No damages for loss defender had an option to avoid

No damages for loss defender had an option to avoid

Forfar Sheriff Court has dismissed part of a claim by County Travel Buses for damages for allegedly wrongful cancellation of school-bus contracts.

The pursuer had three-year contracts for school routes for Angus Council which were cancelled by the local authority during the second year. The grounds of cancellation were complaints about the service, the merits of which remain the subject of litigation. After debate, however, Sheriff Martin-Brown rejected part of the claims.

At the expiry of the three years, the contract provided that the council had an option to extend them for up to two more years. The pursuer averred that but for the (allegedly wrongful) termination of the contracts, they would all have been extended for those further two years, pointing to the fact that the council had exercised its option to extend by two years all other operators’ school-bus contracts in the county. The larger part of the damages claim was for the lost income from those two extra years.

In Sheriff Martin-Brown’s judgment, she applied the rule stated by the Court of Appeal in Lavarack v Woods of Colchester Ltd [1967] 1 QB 278 that if a contract-breaker had a choice of alternative methods of performance, then damages will be assessed on the basis of its minimum legal obligation, ie on the alternative which would have been least onerous, or most beneficial to it. Damages are not assessed on the assumption that the defender would have done something that it was not obliged to do, such as, here, extend the terms of the contracts. Lavarack had been followed in Scotland in Morran v Glasgow Council of Tenants Associations 1997 SC 279.

The pursuer argued that Lavarack was distinguishable as a claim for discretionary employment bonuses which had not been paid, either to the plaintiff or to others, because the bonus scheme had been terminated. To determine loss, the court looks to see what the position would be if the contract had not been breached. That meant looking at what would in fact have happened if the contracts had not been terminated. That was a matter for proof.

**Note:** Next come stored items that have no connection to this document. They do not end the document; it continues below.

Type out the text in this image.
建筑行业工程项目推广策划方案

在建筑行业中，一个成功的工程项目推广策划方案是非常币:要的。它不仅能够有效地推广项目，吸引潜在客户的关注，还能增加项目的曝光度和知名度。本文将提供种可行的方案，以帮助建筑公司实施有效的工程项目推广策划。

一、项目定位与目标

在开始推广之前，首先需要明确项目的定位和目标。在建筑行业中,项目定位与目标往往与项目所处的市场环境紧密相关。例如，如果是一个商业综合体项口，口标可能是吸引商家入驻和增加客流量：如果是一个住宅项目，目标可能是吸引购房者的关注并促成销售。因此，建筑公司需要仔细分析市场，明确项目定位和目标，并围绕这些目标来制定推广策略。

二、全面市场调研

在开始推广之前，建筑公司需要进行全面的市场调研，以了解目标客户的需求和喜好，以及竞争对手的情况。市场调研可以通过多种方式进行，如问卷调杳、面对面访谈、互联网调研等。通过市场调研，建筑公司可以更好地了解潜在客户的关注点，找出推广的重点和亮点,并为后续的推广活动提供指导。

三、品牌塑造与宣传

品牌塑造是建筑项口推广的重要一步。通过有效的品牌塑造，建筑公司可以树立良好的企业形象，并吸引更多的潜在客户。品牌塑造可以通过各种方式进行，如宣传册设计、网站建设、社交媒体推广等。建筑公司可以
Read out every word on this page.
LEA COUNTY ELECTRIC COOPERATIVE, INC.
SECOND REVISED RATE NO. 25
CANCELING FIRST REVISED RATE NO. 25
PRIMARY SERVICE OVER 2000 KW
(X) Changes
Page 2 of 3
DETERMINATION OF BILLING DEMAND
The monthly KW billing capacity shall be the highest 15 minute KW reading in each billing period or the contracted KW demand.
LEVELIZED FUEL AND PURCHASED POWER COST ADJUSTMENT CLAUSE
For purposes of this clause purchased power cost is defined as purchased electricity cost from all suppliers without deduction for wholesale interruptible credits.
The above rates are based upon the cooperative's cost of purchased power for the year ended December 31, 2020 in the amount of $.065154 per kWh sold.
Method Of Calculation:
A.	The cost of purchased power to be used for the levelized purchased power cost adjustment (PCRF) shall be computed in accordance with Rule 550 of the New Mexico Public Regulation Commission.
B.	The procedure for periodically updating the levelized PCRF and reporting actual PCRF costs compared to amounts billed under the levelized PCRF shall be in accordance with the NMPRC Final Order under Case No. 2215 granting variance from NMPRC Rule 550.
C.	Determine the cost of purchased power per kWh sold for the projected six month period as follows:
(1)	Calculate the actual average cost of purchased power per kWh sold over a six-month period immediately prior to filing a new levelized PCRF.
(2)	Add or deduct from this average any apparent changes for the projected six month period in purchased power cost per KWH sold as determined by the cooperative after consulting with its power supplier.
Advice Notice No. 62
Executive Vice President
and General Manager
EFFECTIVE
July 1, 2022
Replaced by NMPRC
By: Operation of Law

The Sheriff disagreed; following Lavarack and Morran, the pursuer’s averments that all other such contracts had in fact been extended were irrelevant and would not be admitted to proof, and the claim for the income of the two additional years was dismissed. The claim for the fixed-term period would go to proof.

Garry Sutherland, solicitor advocate, appeared for the pursuer; Michael Upton, advocate, appeared for the defender.